Mrs. Santangelica seemed to be waiting impatiently, too—she unfolded and folded and emptied and filled and tested and retested her professional
Swingline stapler, until finally the bell rang.

Renée jumped up and was out the door first. Murphy waited ninety seconds and then followed her out into yet another ridiculously hot day.

As always, at the corner where the unfinished house was, Renée turned and was gone. This time, though, he wouldn't see her for five days, until school on Monday.

On the sidewalk across the street a bored-looking mourning dove pecked at an empty Skoal can.

Murphy had taught himself to shoot a flaming match twenty, sometimes thirty feet by first pushing the match head against the strike-paper with his fingertip, aiming, then flicking his finger. He got out his matchbox, calculated vectors, and let one go.

It landed well short of the dove, who paid it no attention.

Murphy turned to go home.

“Hi, blowhole,” said Renée.

“Agh.”

“Is your voice box ever gonna heal?”

Panic forced dots of sweat out of Murphy's wrists and forehead.

“Agh.”

“I doubled around that skeleton house,” she said, pointing at the half-finished construction project. “I wanted to ask you why you follow me every day. Do you like me?”

“Agh.”

“Come over, and I'll ask my daddy to light his torch.”

Renée lived in a big duplex, each half of which had later been halved, forming a fourplex; the Tuttles were domiciled in the second unit from the left.

“Where,” said Murphy, carefully testing the word before he finished the question, “is your daddy's Porsche?”

“Your voice sounds a little better,” said Renée, as she sorted through the half dozen keys she kept on a leather bootlace necklace. “Porsche is getting the double exhausts chromed. Come on in.”

Mr. Tuttle, a large, down-comforter-soft man begrown with a mossy gray beard, was asleep in a fully articulated Barcalounger in front of a TV. He was shoe- and sockless, wearing a three-piece suit whose tie had been shed and had come to rest in a bowl of popcorn on the floor next to a four-tier
pyramid of empty Busch cans.

“Daddy.”

Mr. Tuttle opened one eye.

“Home?” came a voice from within his beard.

“Thanksgiving. Out early today. This is Murphy Lee, from school. Will you melt something with your torch for him?”

Mr. Tuttle looked from Renée to Murphy to Renée to the TV to Renée.

“Tired. Busy. Job hunting.”

“Just a nickel?”

“Ballgame on.”

“A fork?”

Mr. Tuttle shut his eye.

“C'mon, Blow. Let's go to your house.”

On the way to Murphy's, they stopped at 7-Eleven to get cold drinks.

“Why do you like that stuff?” said Renée as Murphy picked a Pepsi out of the cooler. “Dr Peppers're better.”

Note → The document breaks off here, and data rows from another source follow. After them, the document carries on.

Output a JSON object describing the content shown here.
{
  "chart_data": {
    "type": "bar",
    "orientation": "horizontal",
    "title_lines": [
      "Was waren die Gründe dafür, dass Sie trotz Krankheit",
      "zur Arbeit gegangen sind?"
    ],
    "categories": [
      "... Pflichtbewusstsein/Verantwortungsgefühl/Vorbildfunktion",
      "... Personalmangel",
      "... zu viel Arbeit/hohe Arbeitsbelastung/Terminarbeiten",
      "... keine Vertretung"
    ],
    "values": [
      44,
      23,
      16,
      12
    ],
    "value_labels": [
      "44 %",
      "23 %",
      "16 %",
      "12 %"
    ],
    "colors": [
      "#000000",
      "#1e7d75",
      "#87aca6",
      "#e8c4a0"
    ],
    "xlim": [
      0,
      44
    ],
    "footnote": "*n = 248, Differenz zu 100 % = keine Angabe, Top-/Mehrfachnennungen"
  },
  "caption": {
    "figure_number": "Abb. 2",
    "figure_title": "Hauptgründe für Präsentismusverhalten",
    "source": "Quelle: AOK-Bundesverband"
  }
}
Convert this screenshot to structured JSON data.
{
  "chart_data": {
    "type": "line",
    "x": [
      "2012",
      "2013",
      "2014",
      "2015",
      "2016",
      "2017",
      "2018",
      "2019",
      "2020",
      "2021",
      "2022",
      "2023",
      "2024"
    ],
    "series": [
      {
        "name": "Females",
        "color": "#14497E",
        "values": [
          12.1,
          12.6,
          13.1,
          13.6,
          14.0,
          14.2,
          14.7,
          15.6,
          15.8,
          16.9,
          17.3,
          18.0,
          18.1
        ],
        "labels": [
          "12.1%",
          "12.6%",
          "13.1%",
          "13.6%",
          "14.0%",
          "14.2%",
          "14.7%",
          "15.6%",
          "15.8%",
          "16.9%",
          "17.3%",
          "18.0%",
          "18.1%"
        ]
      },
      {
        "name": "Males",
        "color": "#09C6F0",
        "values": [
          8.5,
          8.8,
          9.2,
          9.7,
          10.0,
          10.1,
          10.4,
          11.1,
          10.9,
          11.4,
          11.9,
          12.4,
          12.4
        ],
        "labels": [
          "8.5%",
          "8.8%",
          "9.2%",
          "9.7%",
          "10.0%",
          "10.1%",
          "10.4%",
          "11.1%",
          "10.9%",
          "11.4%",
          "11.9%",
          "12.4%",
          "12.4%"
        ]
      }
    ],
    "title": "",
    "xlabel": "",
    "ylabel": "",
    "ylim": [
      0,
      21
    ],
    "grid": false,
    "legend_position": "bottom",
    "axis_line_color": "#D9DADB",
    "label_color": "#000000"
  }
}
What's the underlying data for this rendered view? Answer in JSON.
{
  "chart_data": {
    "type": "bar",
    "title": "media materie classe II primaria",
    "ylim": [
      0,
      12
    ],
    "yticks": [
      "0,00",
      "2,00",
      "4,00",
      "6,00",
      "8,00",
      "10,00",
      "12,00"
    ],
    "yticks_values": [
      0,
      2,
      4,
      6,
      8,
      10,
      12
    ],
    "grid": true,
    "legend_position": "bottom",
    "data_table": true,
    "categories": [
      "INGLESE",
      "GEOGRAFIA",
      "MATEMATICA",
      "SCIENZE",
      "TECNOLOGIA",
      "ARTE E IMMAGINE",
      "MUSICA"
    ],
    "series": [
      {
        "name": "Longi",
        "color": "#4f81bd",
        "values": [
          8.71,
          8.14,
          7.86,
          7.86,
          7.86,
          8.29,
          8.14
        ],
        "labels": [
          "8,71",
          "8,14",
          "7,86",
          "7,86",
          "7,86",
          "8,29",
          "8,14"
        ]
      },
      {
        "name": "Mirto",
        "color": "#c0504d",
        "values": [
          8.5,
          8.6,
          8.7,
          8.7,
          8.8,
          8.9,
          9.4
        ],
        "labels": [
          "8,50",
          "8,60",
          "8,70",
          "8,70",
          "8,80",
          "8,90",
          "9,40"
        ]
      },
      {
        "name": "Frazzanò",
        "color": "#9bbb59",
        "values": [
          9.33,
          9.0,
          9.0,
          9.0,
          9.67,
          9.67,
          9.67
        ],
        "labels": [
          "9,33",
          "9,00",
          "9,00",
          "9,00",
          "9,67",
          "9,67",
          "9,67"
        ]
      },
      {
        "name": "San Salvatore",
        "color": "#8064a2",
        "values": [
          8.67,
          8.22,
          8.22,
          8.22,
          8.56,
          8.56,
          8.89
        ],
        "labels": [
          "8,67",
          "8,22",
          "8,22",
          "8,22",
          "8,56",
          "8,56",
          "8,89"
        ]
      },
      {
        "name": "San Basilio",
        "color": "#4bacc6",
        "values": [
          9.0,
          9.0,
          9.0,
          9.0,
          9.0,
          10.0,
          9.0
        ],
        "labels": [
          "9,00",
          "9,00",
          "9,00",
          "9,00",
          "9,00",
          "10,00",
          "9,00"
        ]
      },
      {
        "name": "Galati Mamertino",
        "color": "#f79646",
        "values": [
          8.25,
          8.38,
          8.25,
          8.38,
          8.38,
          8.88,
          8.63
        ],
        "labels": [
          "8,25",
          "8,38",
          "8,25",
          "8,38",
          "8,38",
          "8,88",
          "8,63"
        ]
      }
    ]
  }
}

“They taste the same. Don't they?”

“God. No, they don't. Dr Pepper won the taste test on TV, so there's proof. Beat Coke
and
Pepsi.”

Murphy considered this. Murphy considered his new friend. He considered fire, Granny, his new voice, his new friend's gender, her fresh superiority. He liked being Blowhole. Renée Tuttle didn't call anyone else by a cool nickname. He put his Pepsi back and chose a Dr Pepper.

“We should get something for your momma.”